Principle:FMInference FlexLLMGen Checkpoint Format Abstraction
| Field | Value |
|---|---|
| Sources | Upstream: DeepSpeed, Paper: FlexGen |
| Domains | Checkpointing, Model_Loading |
| Last Updated | 2026-02-09 00:00 GMT |
Overview
A factory-based abstraction that decouples checkpoint loading from the specific checkpoint format and parallelism configuration, enabling transparent loading of model weights across different training frameworks, parallelism strategies, and deployment configurations.
Description
Checkpoint format abstraction addresses the challenge that pre-trained models are saved in many different formats and parallelism configurations, but the system loading them may use a different configuration. A model trained with 8-way tensor parallelism on Megatron-LM should be loadable for inference with 4-way parallelism on DeepSpeed without manual conversion.

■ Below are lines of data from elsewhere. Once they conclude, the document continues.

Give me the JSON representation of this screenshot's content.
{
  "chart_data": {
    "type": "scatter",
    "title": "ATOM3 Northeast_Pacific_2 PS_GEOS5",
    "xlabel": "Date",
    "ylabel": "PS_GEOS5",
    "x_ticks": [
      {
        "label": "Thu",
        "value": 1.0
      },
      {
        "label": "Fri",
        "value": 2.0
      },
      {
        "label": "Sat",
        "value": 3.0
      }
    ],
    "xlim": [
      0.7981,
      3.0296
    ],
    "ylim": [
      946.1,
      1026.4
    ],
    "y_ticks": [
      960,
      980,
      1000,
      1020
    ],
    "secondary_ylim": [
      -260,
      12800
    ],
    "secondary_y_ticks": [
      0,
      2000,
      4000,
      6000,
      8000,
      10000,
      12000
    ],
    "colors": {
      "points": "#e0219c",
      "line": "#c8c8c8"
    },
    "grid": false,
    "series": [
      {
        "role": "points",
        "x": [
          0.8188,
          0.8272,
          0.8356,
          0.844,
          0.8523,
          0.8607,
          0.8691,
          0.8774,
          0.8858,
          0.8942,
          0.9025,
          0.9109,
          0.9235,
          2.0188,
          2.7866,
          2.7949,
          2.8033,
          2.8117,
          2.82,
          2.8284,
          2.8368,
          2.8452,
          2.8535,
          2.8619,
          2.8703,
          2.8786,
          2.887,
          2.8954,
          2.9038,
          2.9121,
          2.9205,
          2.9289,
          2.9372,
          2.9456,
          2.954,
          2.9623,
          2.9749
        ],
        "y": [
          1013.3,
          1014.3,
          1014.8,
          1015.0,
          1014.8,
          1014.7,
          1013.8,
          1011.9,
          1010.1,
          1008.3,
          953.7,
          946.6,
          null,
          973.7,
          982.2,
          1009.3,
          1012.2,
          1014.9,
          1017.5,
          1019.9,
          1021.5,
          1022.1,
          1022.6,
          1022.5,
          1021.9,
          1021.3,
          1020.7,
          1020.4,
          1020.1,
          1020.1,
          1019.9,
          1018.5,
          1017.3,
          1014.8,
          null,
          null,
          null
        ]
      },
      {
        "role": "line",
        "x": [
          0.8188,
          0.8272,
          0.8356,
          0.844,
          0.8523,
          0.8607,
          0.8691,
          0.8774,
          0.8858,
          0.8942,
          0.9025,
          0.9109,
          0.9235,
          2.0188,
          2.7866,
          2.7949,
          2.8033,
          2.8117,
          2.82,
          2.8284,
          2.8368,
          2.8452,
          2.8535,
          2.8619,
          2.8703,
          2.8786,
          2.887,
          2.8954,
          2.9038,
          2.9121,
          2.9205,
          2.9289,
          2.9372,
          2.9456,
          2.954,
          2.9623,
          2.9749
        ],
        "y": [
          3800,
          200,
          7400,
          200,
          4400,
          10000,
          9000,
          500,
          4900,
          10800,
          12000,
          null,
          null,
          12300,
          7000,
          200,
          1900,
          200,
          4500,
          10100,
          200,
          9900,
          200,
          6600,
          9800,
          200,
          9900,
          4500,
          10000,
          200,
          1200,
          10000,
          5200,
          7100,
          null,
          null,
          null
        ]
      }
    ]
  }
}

The abstraction consists of three layers:
- Format detection -- A JSON manifest describes the checkpoint type (Megatron, BLOOM, DS model), the list of checkpoint files, the parallelization strategy (tensor parallel, pipeline parallel), and the original model-parallel size. The factory reads this manifest and selects the appropriate loader.
- Parallelism adaptation -- The loader handles three cases transparently:
- Same MP size -- Direct load from the matching checkpoint shard.
- Fewer shards than ranks (split) -- A single checkpoint is split across multiple runtime ranks by partitioning weight tensors along the appropriate dimension.
- More shards than ranks (merge) -- Multiple checkpoint shards are merged by concatenating weight tensors, reconstructing the full parameter before re-partitioning.
- Post-processing -- After loading and adapting the parallelism, optional post-processing steps include weight quantization (for inference efficiency) and module key resolution (auto-detecting the model submodule within the checkpoint's nested dictionary structure).
The key design principle is that the consumer of the loaded state dict does not need to know anything about the original checkpoint format or parallelism configuration. The factory handles all adaptation internally, presenting a uniform state dict interface.
Usage
Use checkpoint format abstraction when building systems that must load models from multiple sources (HuggingFace Hub, Megatron checkpoints, custom training runs) with potentially different parallelism configurations. This is essential for FlexLLMGen's benchmark suite, which evaluates models trained with various frameworks.
Theoretical Basis
The factory pattern provides polymorphic object creation: the correct loader implementation is selected at runtime based on the checkpoint metadata, without the caller needing to know the concrete class. The parallelism adaptation logic follows the mathematical property that tensor-parallel weight partitions can be recombined and re-split along the same dimensions, enabling arbitrary MP size conversions.